TORONTO (Reuters) - Canada’s Bombardier Inc reported a sharp drop in quarterly sales and profit on Thursday partly because aircraft deliveries dropped but its shares rose as much as 6.5 percent as investors focused on the company’s optimism outlook.
The stock, which had fallen after its results were announced, later reversed direction, gathering speed during an afternoon conference call as the world’s third biggest commercial planemaker stressed that new orders were picking up and its backlog was healthy.
“Management is characterizing the poor result this morning as timing-related and is speaking very optimistically about new orders/deliveries in the balance of the year,” explained RBC Capital Markets analyst Walter Spracklin in an email.
Bombardier’s stock had dropped more than 10 percent in the week leading up to the results.
The Montreal-based plane and train maker, which warned in March that aircraft deliveries would dip in 2012, said on Thursday revenue fell 25 percent as it introduced new aircraft and ramped up deliveries on complex new train orders.

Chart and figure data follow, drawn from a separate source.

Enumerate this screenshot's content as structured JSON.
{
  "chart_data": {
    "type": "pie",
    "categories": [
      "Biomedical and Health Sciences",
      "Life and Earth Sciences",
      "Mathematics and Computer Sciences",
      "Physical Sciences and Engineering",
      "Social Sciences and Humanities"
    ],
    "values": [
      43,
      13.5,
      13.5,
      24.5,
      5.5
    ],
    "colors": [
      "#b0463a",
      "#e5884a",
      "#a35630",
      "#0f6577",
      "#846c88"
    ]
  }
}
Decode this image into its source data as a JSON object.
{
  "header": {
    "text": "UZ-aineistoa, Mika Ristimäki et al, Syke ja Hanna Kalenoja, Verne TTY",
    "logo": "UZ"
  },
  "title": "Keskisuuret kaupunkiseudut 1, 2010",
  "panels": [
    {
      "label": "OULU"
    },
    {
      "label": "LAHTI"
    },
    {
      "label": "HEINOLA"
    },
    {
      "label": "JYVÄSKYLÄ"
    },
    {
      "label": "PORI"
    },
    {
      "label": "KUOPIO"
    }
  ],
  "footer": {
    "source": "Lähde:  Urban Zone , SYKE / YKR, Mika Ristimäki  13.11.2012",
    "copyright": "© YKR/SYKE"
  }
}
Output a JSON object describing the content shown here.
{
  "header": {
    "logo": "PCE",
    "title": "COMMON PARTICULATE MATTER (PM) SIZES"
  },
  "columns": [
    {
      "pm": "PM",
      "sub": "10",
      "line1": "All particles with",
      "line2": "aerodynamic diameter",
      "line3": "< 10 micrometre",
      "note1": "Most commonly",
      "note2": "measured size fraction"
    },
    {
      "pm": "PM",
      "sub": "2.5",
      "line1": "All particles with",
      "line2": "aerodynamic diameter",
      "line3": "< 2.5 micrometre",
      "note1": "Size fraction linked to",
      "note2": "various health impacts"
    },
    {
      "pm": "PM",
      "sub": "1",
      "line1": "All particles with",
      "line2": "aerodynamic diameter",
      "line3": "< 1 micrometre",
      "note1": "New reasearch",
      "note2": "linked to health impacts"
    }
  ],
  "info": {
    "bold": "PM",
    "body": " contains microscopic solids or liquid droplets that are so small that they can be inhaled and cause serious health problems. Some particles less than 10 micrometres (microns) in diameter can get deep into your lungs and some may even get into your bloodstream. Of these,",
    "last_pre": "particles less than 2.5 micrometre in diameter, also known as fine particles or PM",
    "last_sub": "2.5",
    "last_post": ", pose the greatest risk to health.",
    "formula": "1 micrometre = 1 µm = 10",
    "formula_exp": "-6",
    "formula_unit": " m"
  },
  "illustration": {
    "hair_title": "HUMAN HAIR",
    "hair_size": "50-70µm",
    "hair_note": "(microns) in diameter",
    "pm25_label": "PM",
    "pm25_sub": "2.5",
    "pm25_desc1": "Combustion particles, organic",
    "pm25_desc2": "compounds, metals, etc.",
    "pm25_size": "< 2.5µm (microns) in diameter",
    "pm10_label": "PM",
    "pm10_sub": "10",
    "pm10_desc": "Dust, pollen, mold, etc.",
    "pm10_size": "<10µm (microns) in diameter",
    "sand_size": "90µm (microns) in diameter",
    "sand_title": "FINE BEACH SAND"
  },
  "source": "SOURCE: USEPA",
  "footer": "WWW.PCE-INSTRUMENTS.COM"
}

First-quarter profit fell 14 percent to $190 million, or 10 cents a share, from $220 million, or 12 cents a share, a year earlier. Revenue declined 25 percent to $3.5 billion.
While profit matched analysts’ expectations, revenue fell far short of the consensus estimate of $4.52 billion, according to Thomson Reuters I/B/E/S.
“Certainly the results across the board are weak. We weren’t expecting a lot and we didn’t get much,” said PI Financial analyst Chris Murray.
The company said lower revenues were anticipated, but it was able to contain costs to maintain profitability.
Bombardier delivered 37 aircraft in the quarter, down from 61 in the same period last year. It took new orders for 68 planes, a drop from 86 last year.
Still, the aerospace unit backlog rose to $23.3 billion from $22 billion, reflecting more orders for large business aircraft, turboprops and commercial jets.
Revenue at the division, which manufactures business, commercial and amphibious aircraft, fell to $1.5 billion from $2.2 billion a year earlier, and its profit margin dropped to 6.1 percent from 6.4 percent.
Sales were hurt by declining deliveries of commercial aircraft and the roll-out of new corporate Global 5000 and 6000 jets with an overhauled cockpit, the company said.
Deliveries will ramp up through the course of 2012, the company said, to 180 business jets and 55 regional aircraft.
Stonecap Securities analyst Scott Rattee highlighted that outlook, and pointed to WestJet Airlines Ltd’s recent announcement that Bombardier will supply up to 45 Q400 turboprop planes for a new regional carrier.
“My expectation is we will see a snap-back in aircraft deliveries over the next few quarters,” he said.
Bombardier, which is also the world’s No. 1 train maker, said train unit sales fell 20 percent to $2 billion as it completed some major contracts in the Asia-Pacific region. The profit margin slipped to 6.2 percent of revenue from 6.9 percent.
The overall plane and train order backlog increased to $55.2 billion at the end of March from $53.9 billion at the end of December.
C-SERIES ON TRACK
Bombardier said it is still targeting a first flight for its much-anticipated C-Series aircraft by the end of the year, a confirmation that analysts say is positive news.
The company is investing $3 billion to develop the 110-seat to 149-seat C-Series, its biggest aircraft yet, but it has met with sluggish demand.
Bombardier competes with Brazil’s Embraer SA in the smaller regional jet market and will take on Airbus and Boeing Co with its new C-Series jet.
In March, Bombardier signed a pact with Commercial Aircraft Corp of China Ltd (Comac) to cooperate on development of the C-Series and Comac’s C919 aircraft. The deal could reduce the cost of research and development, and some parts, while giving Bombardier deeper access to China’s fast-growth market.
The company had $3.2 billion in cash at the end of March, down from $3.4 billion as at December 31.
Shares of Bombardier were up 6.5 percent at C$3.93 on Thursday afternoon on the Toronto Stock Exchange.